Tak więc, dziś zdecyduje się kto, będzie samodzielnym rekordzistą w liczbie zwycięstw ACL, a co za tym idzie, będzie dumnie nosić tytuł najlepszej drużyny w historii azjatyckiej piłki klubowej.

Tytuł będzie mocno karykaturalny i z przymrużeniem oka dla obserwatorów sceny piłki orientalnego kontynentu, biorąc pod uwagę iż obaj finaliści cudem dostali się do finału.

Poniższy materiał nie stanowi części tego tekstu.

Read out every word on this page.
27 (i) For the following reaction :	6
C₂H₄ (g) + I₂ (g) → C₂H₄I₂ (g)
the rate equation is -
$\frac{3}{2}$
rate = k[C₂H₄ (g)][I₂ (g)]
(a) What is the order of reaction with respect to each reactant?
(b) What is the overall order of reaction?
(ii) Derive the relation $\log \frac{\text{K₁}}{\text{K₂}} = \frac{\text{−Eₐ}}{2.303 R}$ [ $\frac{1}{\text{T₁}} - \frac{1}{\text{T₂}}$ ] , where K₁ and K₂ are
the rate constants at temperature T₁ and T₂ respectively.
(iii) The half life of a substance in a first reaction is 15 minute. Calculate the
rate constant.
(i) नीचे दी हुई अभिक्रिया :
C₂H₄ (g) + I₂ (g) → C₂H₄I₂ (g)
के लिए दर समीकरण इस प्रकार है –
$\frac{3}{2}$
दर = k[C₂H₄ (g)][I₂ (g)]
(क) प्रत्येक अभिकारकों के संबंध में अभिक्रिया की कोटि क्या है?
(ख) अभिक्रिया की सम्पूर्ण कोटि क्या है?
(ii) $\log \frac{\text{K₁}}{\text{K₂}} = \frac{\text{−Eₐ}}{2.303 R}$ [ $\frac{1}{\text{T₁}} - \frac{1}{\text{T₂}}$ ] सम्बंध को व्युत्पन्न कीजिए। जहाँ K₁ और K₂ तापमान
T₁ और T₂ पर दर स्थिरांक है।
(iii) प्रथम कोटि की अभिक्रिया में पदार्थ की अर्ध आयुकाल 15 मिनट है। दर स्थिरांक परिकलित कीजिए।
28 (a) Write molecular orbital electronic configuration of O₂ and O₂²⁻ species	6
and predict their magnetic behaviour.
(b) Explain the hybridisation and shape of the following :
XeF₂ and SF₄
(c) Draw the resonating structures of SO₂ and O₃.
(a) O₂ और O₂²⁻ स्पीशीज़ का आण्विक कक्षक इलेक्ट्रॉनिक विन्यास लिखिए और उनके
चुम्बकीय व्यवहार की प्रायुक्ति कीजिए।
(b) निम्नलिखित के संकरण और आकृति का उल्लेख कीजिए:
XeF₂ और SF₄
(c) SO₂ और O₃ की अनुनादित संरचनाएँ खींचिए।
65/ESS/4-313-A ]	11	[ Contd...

Oba kluby wyszły warunkowo ze zmagań grupowych ligi mistrzów. Z obu stref wschodu i zachodu podzielonych na 10 grup (od A do J) mogło wyjść tylko 3. najlepsze drużyny z drugich miejsce w swoich tabelach. Dość powiedzieć, że Al Hilal miało tyle samo – 10. punktów co słynny katarski Al Sadd prowadzony przez Xaviego i tylko różnicą bramek przecisnęli się do dalszej rundy rozgrywek.

Saudyjski Al Hilal, które finansowo może nakryć czapką Steelers w zmaganiach grupowych ligi mistrzów nie grał za dobrze. Poniósł ciężkie porażki 4-1 z debiutantem rozgrywek tadżyckim Istiklolem 4-1oraz emirackim Shabab Al Ahli 2-0 oraz zremisowali z kolejnym żółtodziobem turnieju – Uzbeckim AGMK 2-2.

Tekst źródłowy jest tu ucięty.